In der Diskussion über die neue Führungskultur werden immer mehr die «Autonomie des Einzelnen» und die «Demokratisierung» genannt. Eine Entwicklung in Richtung dieser Kultur ist nötig, da – wie bereits im vorausgehenden Techniksprung – erweiterte Handlungsspielräume geschaffen werden, die es auszufüllen gilt. Auch sind hohe Freiräume grundsätzlich sehr motivierend.
Widersprüchliche Anforderungen
Je nach Organisation des Wertschöpfungsprozesses und Gestaltung der Anreizsysteme besteht die Gefahr, dass der Abbau von Hierarchie widersprüchliche Anforderungen immer weniger strukturell auffängt, und die bestehenden Konflikte auf unteren Hierarchieebenen «en passant» zu lösen sind. Je mehr sich die Anreizsysteme dann an kurzfristigem Erfolg und Wettbewerb orientieren, umso mehr bergen sie das Risiko, «Systeme permanenter Bewährung» zu schaffen. Selbstständigkeit – oft verstanden als ein «kümmere dich selbst darum» – stösst vielfach auf ein «Du stehst ja im Wettbewerb zu anderen». In solchen Arbeits- oder Auftragsverhältnissen ist der Einzelne gefordert, seine «Vertragsverlängerung» und Zugehörigkeiten durch kurzfristige individuelle Erfolge immer wieder zu erneuern (Kämpf 2015). Das «Selbst» wird unter Umständen zum «Joker»: Autonomie im Hinblick auf zu erbringende Leistung wird gewährt, aber nicht unbedingt zur Mitdefinition der zu ihrer Erstellung notwendigen Ressourcen.
Die permanente Konfrontation mit widersprüchlichen Anforderungen und die Notwendigkeit, sie ad hoc zu bewältigen, können auf die Dauer zur Auszehrung der Betroffenen führen. Dies gilt sowohl innerhalb bestehender Organisationen als auch für Mitarbeitende, die innerhalb von Netzwerkbeziehungen Leistungen erbringen. Auch ist die Entwicklung von Vertrauen – was als Erfolgsfaktor für die Umsetzung von Industrie 4.0 gilt – in permanent widersprüchlichen Situationen nahezu unmöglich.

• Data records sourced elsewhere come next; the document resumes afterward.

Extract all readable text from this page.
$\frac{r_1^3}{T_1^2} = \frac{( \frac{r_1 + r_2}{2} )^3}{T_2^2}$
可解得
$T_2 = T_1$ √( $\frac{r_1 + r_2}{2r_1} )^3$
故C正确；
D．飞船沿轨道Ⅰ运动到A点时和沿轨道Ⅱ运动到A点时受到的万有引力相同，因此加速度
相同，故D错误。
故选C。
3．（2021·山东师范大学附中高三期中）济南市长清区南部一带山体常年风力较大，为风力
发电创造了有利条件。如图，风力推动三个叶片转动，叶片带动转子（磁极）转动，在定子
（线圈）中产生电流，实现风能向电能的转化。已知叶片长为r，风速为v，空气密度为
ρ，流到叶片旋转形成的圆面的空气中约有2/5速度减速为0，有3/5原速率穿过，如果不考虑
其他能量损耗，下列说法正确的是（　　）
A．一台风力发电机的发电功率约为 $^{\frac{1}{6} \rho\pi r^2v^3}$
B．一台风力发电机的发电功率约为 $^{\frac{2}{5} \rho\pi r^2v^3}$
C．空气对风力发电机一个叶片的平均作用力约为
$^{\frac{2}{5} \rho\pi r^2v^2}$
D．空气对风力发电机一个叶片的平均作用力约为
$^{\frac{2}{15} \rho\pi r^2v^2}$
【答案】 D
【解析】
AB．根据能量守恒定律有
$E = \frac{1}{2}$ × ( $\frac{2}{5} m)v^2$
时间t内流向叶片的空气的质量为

Vor diesem Hintergrund bergen auch Einsatzmöglichkeiten neuer Technologien besondere Risiken, selbst wenn sie an sich die Übernahme von Eigenverantwortung ermöglichen sollen, wie zum Beispiel das Tracken der Leistung.
Es erfordert keine Kontrollkultur, um dysfunktionale Wirkungen zu erzeugen. Hoher Wettbewerbsdruck um Aufträge zum Erhalt der eigenen Position führt dazu, dass man sich freiwillig selbst kontrolliert. Und wenn nötig auch andere, zum Beispiel mit Kooperationssoftware. Wahlfreiheit, wie sie im Hinblick auf Kontrolle oder Selbstverantwortung bisweilen unterstellt wird, besteht angesichts bestehender Spielregeln des «Doing Business» tatsächlich oft nicht.
Bemerkenswert ist dabei, dass der Einzelne die zunehmende Einschränkung der eigenen Entscheidungsfreiheit durch Systeme vielfach nicht wahrnimmt, sondern sie unter Umständen sogar als «Selbststeigerung» erlebt. Problematisch ist aber die Verdrängung des inhaltlichen Sinns der Arbeit durch Selbstbeobachtung und -übertrumpfen. Ausserdem sind Unternehmen Inkubatoren für Praktiken, die nach und nach auch in der Gesellschaft als «normal» erlebt werden, sogenannte «shifting baselines» (Pfeiffer 2015, S. 7).